Merge Sort
package main
import (
"fmt"
)
func merge(a1 []int, a2 []int) []int {
n, m := len(a1), len(a2)
res := make([]int, n+m)
i, j, k := 0, 0, 0
for i < n || j < m {
if j == m || (i < n && a1[i] < a2[j]) {
res[k] = a1[i]
k++
i++
} else {
res[k] = a2[j]
k++
j++
}
}
return res
}
func mergeSort(arr []int) []int {
if len(arr) < 2 {
return arr
}
mid := len(arr) / 2
return merge(mergeSort(arr[:mid]), mergeSort(arr[mid:]))
}
func main() {
arr := []int{4, 2, 5, 1, -3, -2}
sortedArr := mergeSort(arr)
fmt.Println(sortedArr)
}
[-3 -2 1 2 4 5]
1. Overview
- Definition: Merge sort is a divide-and-conquer algorithm that sorts an array by recursively dividing it into two halves, sorting each half, and then merging the sorted halves.
1.0.1. Key Features:
- Time Complexity: O(n log n) on average, best, and worst cases.
- Space Complexity: O(n) due to the use of temporary arrays for merging.
- Stability: It is a stable sort; equal elements maintain their relative order.
- Adaptivity: Not adaptive; it processes the same regardless of input order.
1.0.2. Steps of the Algorithm:
- Recursive Division:
- Split the input array into two halves.
- Continue splitting until each sub-array has at most one element (base case).
- Merging:
- Combine the sorted halves back together in a sorted manner by comparing the elements of both halves.
- Base Case:
- An array of length 0 or 1 is already sorted.
1.0.3. Misc
- Merge sort is particularly effective for:
- Sorting linked lists.
- Large datasets that do not fit into memory, as it can be adapted to external sorting.
1.0.4. Questions for Clarification:
- What specific aspects of merge sort do you wish to explore further (e.g., applications, comparisons, optimizations)?
- Are you interested in examples of merge sort implementations in other programming languages?
1.0.5. Pathways for Further Research:
- How does merge sort compare with non-comparison-based sorting algorithms (e.g., radix sort, counting sort)?

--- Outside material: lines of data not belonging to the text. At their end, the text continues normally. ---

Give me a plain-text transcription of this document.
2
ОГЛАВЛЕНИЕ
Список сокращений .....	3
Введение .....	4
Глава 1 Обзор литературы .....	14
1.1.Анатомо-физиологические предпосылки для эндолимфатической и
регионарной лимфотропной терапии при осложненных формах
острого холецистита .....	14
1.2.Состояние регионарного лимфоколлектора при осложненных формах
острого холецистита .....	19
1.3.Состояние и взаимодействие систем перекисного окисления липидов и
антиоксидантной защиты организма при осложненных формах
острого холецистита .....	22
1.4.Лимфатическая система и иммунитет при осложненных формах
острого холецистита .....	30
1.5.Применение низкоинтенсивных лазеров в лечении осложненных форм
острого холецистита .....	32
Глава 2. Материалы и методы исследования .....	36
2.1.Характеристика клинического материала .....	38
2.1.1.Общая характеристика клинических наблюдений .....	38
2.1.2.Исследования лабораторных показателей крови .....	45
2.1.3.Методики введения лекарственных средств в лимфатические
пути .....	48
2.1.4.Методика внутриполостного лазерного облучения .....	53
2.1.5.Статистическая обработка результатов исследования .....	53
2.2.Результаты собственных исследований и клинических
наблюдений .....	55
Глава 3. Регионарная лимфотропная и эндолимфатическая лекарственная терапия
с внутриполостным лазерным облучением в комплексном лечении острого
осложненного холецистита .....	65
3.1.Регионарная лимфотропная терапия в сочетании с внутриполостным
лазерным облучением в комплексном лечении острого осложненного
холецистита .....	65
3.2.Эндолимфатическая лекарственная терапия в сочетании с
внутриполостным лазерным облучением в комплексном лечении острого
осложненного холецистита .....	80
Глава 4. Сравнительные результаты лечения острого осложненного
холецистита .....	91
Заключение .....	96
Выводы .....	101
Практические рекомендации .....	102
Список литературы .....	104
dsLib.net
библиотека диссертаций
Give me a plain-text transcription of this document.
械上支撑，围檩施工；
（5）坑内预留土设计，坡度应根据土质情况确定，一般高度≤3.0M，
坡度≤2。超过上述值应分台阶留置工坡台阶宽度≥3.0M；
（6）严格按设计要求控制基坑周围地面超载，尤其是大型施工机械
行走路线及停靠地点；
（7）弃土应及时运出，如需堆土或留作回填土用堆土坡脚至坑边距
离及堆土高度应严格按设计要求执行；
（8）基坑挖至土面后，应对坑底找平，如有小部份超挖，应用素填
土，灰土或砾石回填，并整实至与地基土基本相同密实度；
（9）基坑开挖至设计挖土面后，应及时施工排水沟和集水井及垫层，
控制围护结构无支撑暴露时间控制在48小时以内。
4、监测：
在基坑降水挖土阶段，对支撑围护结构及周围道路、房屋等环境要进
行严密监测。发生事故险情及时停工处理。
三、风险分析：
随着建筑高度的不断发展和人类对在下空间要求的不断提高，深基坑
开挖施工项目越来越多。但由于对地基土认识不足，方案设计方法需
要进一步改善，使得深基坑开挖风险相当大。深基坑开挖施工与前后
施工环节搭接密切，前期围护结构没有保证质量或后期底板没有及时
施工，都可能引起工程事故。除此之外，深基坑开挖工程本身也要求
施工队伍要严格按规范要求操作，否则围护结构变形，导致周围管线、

- What are the practical applications of merge sort in real-world systems and data processing?
- Explore the theoretical limits of sorting algorithms: What are the proven lower bounds for comparison-based sorting?
- Investigate optimizations of merge sort, particularly in adaptive contexts or with parallel processing techniques.